Zaczęło mi się kręcić w głowie od słów Carol. Miałam wrażenie, że wszystko dzieje się obok mnie, a ja nic nie wiem.
Niby skąd kobieta, która wykłada na mojej uczelni miałby wiedzieć coś o mojej dziewczynie, czego ja nie wiem.

- Co Wy przede mną ukrywacie - zapytałam zdenerwowana. Czy tylko dlatego zwróciłaś na mnie uwagę na uczelni? Bo masz jakiś dziwny cel związany z moją dziewczyną? - zapytałam jeszcze bardziej zdenerwowana.

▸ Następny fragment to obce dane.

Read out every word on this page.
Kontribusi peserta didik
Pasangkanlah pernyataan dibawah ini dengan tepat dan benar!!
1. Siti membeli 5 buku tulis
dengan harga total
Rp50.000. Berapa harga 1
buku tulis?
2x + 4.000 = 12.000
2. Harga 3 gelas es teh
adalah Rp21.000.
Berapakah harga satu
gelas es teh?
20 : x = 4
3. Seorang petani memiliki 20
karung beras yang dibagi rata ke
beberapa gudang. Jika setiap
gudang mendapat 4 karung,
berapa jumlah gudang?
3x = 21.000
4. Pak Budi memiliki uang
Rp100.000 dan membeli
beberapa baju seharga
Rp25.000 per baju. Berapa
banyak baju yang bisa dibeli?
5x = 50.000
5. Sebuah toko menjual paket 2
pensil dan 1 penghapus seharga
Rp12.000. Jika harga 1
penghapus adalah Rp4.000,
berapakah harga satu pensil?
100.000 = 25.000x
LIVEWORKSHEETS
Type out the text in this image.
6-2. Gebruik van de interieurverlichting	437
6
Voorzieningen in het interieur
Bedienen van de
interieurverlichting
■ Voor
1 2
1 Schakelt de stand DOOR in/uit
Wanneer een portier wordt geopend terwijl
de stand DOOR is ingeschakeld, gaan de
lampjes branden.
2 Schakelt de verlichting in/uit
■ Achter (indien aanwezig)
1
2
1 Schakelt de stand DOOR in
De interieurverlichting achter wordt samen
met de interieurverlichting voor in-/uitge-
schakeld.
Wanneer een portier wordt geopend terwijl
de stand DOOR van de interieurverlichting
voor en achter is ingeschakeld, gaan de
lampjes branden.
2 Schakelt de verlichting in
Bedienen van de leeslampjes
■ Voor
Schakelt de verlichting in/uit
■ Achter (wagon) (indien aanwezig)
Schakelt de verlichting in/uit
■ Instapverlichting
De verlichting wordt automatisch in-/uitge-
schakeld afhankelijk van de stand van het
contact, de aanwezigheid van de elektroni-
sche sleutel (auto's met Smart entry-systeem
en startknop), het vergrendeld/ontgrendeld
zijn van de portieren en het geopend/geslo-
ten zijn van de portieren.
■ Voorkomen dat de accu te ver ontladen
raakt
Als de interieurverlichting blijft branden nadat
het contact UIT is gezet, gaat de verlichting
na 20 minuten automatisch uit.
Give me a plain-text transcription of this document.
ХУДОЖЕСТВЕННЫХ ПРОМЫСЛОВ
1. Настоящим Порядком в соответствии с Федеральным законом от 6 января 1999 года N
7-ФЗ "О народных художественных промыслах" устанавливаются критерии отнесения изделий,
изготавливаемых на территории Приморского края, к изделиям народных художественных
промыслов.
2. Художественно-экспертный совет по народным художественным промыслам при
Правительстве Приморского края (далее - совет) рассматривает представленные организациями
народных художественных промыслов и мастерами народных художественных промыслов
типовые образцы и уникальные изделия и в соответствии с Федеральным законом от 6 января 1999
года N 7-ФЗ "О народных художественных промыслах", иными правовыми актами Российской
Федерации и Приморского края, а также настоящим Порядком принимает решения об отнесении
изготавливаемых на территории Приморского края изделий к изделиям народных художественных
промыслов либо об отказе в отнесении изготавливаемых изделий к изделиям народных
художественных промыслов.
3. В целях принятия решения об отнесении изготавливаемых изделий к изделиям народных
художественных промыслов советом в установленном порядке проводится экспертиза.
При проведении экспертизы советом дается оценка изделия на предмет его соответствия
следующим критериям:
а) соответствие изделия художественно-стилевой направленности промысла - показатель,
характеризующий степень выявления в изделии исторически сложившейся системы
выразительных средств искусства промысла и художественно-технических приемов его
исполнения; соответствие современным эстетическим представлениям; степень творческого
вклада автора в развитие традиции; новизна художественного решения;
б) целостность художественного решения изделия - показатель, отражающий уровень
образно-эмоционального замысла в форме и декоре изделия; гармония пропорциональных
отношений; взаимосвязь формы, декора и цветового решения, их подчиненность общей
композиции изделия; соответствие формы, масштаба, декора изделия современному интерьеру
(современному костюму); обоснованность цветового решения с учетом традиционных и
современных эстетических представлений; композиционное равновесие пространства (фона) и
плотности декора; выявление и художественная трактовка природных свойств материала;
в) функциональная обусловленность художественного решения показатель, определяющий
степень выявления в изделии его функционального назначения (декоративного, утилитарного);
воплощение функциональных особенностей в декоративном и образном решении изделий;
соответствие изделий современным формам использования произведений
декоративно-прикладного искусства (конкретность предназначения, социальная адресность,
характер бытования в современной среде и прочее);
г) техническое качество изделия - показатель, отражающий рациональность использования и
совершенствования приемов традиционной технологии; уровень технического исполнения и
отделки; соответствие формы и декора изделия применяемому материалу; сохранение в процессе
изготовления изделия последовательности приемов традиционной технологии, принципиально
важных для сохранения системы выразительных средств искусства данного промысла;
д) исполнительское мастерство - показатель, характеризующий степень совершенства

To by tłumaczyło dlaczego to wszystko działo się tak szybko. Carol od razu zwróciła na mnie uwagę. Była bardzo odważna i pewna siebie w swoich działaniach. Inaczej nie zaprosiłaby mnie do siebie na dyżur po pierwszym wykładzie, poza tym danie mi swojego numeru jeszcze można uznać za coś normalnego ale ona nawet nie próbowała iść w zwykłą rozmowę tylko od razu zaproponowała kolację.
Byłam tak nią oczarowana  i szczęśliwa z jej zainteresowania moją osobą, że nie zwracałam uwagi na żadne szczegóły.
Byłam w stanie zrobić dla niej wszystko i wszystko, co wydawało mi się dziwne byłam w stanie całkiem racjonalnie wytłumaczyć.

- Wejdź do auta, wszystko Ci wytłumaczę - powiedziała z troską w głosie.